Space research accelerates heart disease studies and tissue engineering

By studying and engineering heart tissue in the unique low-gravity environment of space, the laboratory of Arun Sharma, PhD, is uncovering new ways to protect and repair the failing heart. He addressed the 46th Annual Meeting and Scientific Sessions of the International Society for Heart and Lung Transplantation (ISHLT) today in Toronto.

Dr. Sharma described space as a yin-yang environment that both accelerates tissue aging and degradation and provides an ideal setting for growing more complex, three‑dimensional heart tissues and patches from patient‑specific stem cells.

Heart disease experiments conducted in space produce fast results

"In microgravity, cardiovascular deconditioning is accelerated; the heart and muscles weaken much faster than on Earth," said Dr. Sharma, PhD, Director of the Center for Space Medicine Research at Cedars-Sinai in LA. "It allows us to study disease-like changes such as weakening contractility and metabolic shifts over weeks instead of years."

Among Dr. Sharma's projects are experiments on the International Space Station on the cellular mechanisms underlying heart failure, as well as harnessing stem cells to produce mini heart organs.

"Gaining a better understanding of how heart muscle fails and recovers can also improve pre‑transplant optimization, keeping patient hearts and other organs in better shape while they wait for a donor organ," he said.

Low gravity can also be harnessed to manufacture heart organoids or miniature 3D organs that simulate normal heart function. Heart organoids are used to identify new drug targets designed to slow the progression of heart failure and improve post-transplant care by producing insights into how cardiac tissue adapts, remodels, or deconditions under stress.

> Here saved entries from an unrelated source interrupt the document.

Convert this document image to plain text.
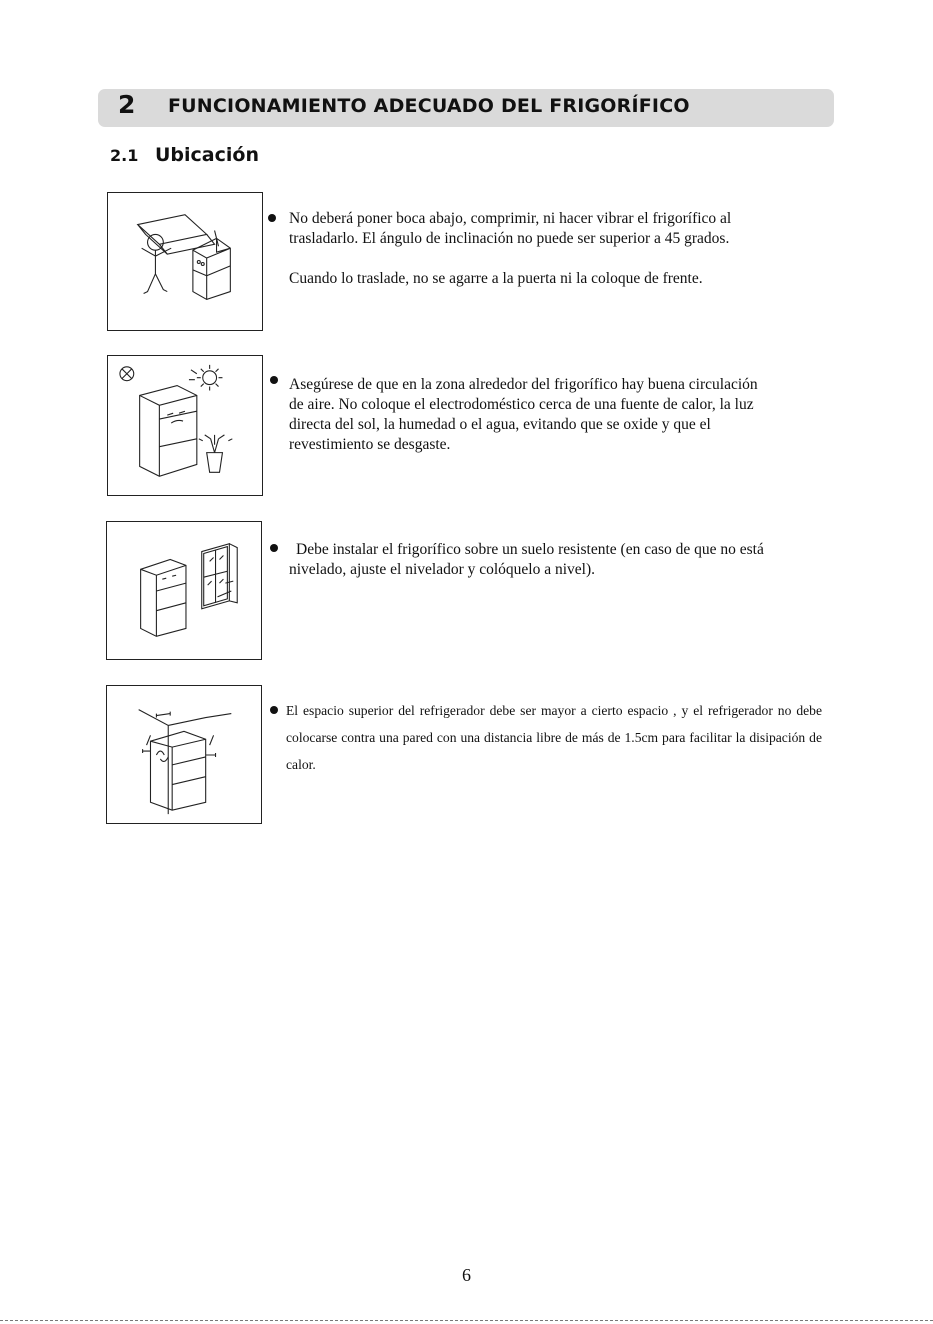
2 FUNCIONAMIENTO ADECUADO DEL FRIGORÍFICO
2.1 Ubicación

No deberá poner boca abajo, comprimir, ni hacer vibrar el frigorífico al trasladarlo. El ángulo de inclinación no puede ser superior a 45 grados.

Cuando lo traslade, no se agarre a la puerta ni la coloque de frente.

Asegúrese de que en la zona alrededor del frigorífico hay buena circulación de aire. No coloque el electrodoméstico cerca de una fuente de calor, la luz directa del sol, la humedad o el agua, evitando que se oxide y que el revestimiento se desgaste.

Debe instalar el frigorífico sobre un suelo resistente (en caso de que no está nivelado, ajuste el nivelador y colóquelo a nivel).

El espacio superior del refrigerador debe ser mayor a cierto espacio , y el refrigerador no debe colocarse contra una pared con una distancia libre de más de 1.5cm para facilitar la disipación de calor.

6
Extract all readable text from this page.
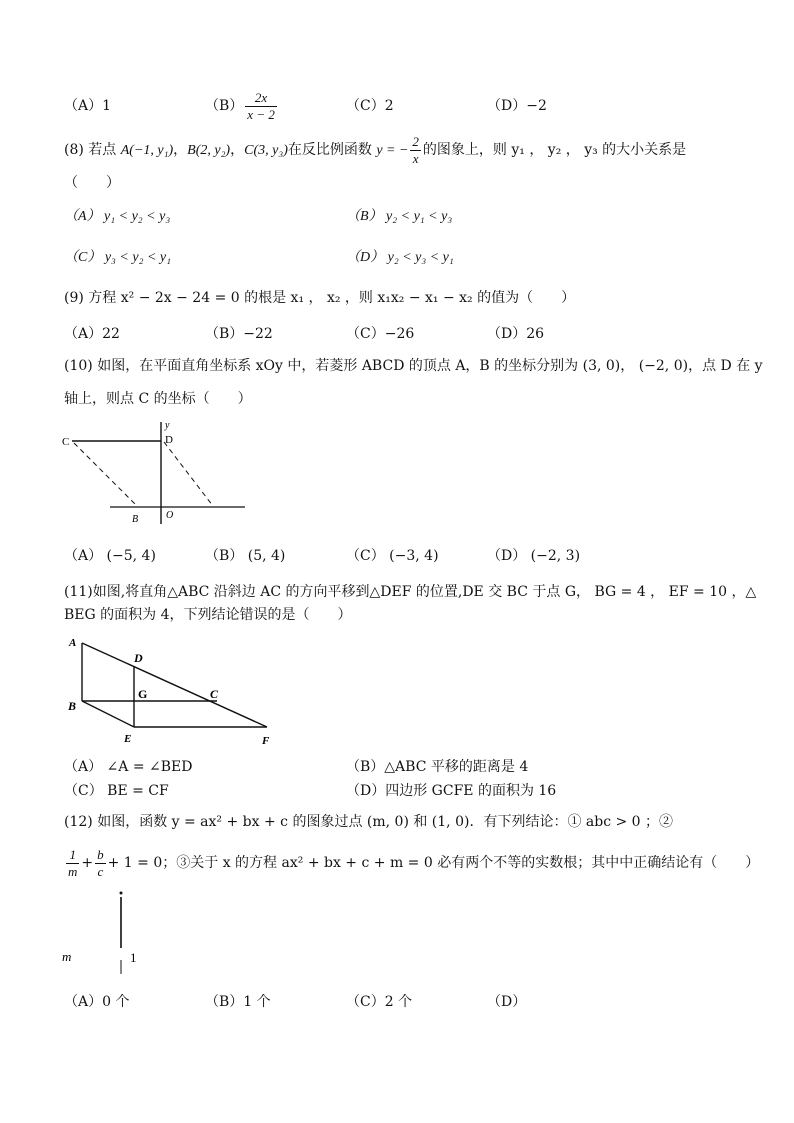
（A）1	$(B) \frac{2x}{x - 2}$	（C）2	（D）−2
(8) 若点 A(−1, y₁)，B(2, y₂)，C(3, y₃)在反比例函数 y = − $\frac{2}{x}$ 的图象上，则 y₁ ， y₂ ， y₃ 的大小关系是
（　　）
（A） y₁ < y₂ < y₃	（B） y₂ < y₁ < y₃
（C） y₃ < y₂ < y₁	（D） y₂ < y₃ < y₁
(9) 方程 x² − 2x − 24 = 0 的根是 x₁ ， x₂ ，则 x₁x₂ − x₁ − x₂ 的值为（　　）
（A）22	（B）−22	（C）−26	（D）26
(10) 如图，在平面直角坐标系 xOy 中，若菱形 ABCD 的顶点 A，B 的坐标分别为 (3, 0)， (−2, 0)，点 D 在 y
轴上，则点 C 的坐标（　　）
C	D
y
B	O
（A） (−5, 4)	（B） (5, 4)	（C） (−3, 4)	（D） (−2, 3)
(11)如图,将直角△ABC 沿斜边 AC 的方向平移到△DEF 的位置,DE 交 BC 于点 G， BG = 4 ， EF = 10 ，△
BEG 的面积为 4，下列结论错误的是（　　）
A
D
G	C
B
E	F
（A） ∠A = ∠BED	（B）△ABC 平移的距离是 4
（C） BE = CF	（D）四边形 GCFE 的面积为 16
(12) 如图，函数 y = ax² + bx + c 的图象过点 (m, 0) 和 (1, 0)．有下列结论：① abc > 0 ；②
$\frac{1}{m} + \frac{b}{c} + 1 = 0$；③关于 x 的方程 ax² + bx + c + m = 0 必有两个不等的实数根；其中中正确结论有（　　）
m	1
（A）0 个	（B）1 个	（C）2 个	（D）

Microrgravity environment helps produce robust therapies

"Microgravity also improves the 3D structure and blood vessel networks in engineered tissue," he said. "Space‑enhanced manufacturing could facilitate the bioprinting of stronger, more physiologic cardiac patches."

Induced pluripotent stem cell (iPSC)–derived heart muscle patches are designed to stabilize or partially repair failing hearts, buying time for and reducing the number of patients who need full organ replacement.

"iPSC patches are being produced here on Earth as bridge therapies for patients with severe heart failure waiting for a complete heart transplant," Dr. Sharma said. "A microgravity environment offers the potential to produce thicker, more robust patches less prone to collapse under gravity when brought back to Earth," he said.

Long-term, Dr. Sharma said space research could also enable a more precise 3D organization of cells and the extracellular matrix, potentially yielding more durable or more physiologic valves, conduits, and support structures.

"For transplant programs, that would mean longer‑lasting valve replacements and structural repairs, fewer re‑operations, and possibly delayed need for full transplant in some patients," he said. "If microgravity lets us produce larger, well‑vascularized 3D heart tissues, we may be able to eventually engineer substantial portions of myocardium suitable for patching large infarcts or even replacing sections of a failing transplanted heart."

The work of Dr. Sharma's lab is part of the vision for on‑demand organ or tissue fabrication, such as iPSC‑derived heart cells from specific genetic backgrounds or disease phenotypes.

The annual meeting and scientific sessions of ISHLT are being held from 22–25 April at the Metro Toronto Convention Centre in Toronto, ON, Canada.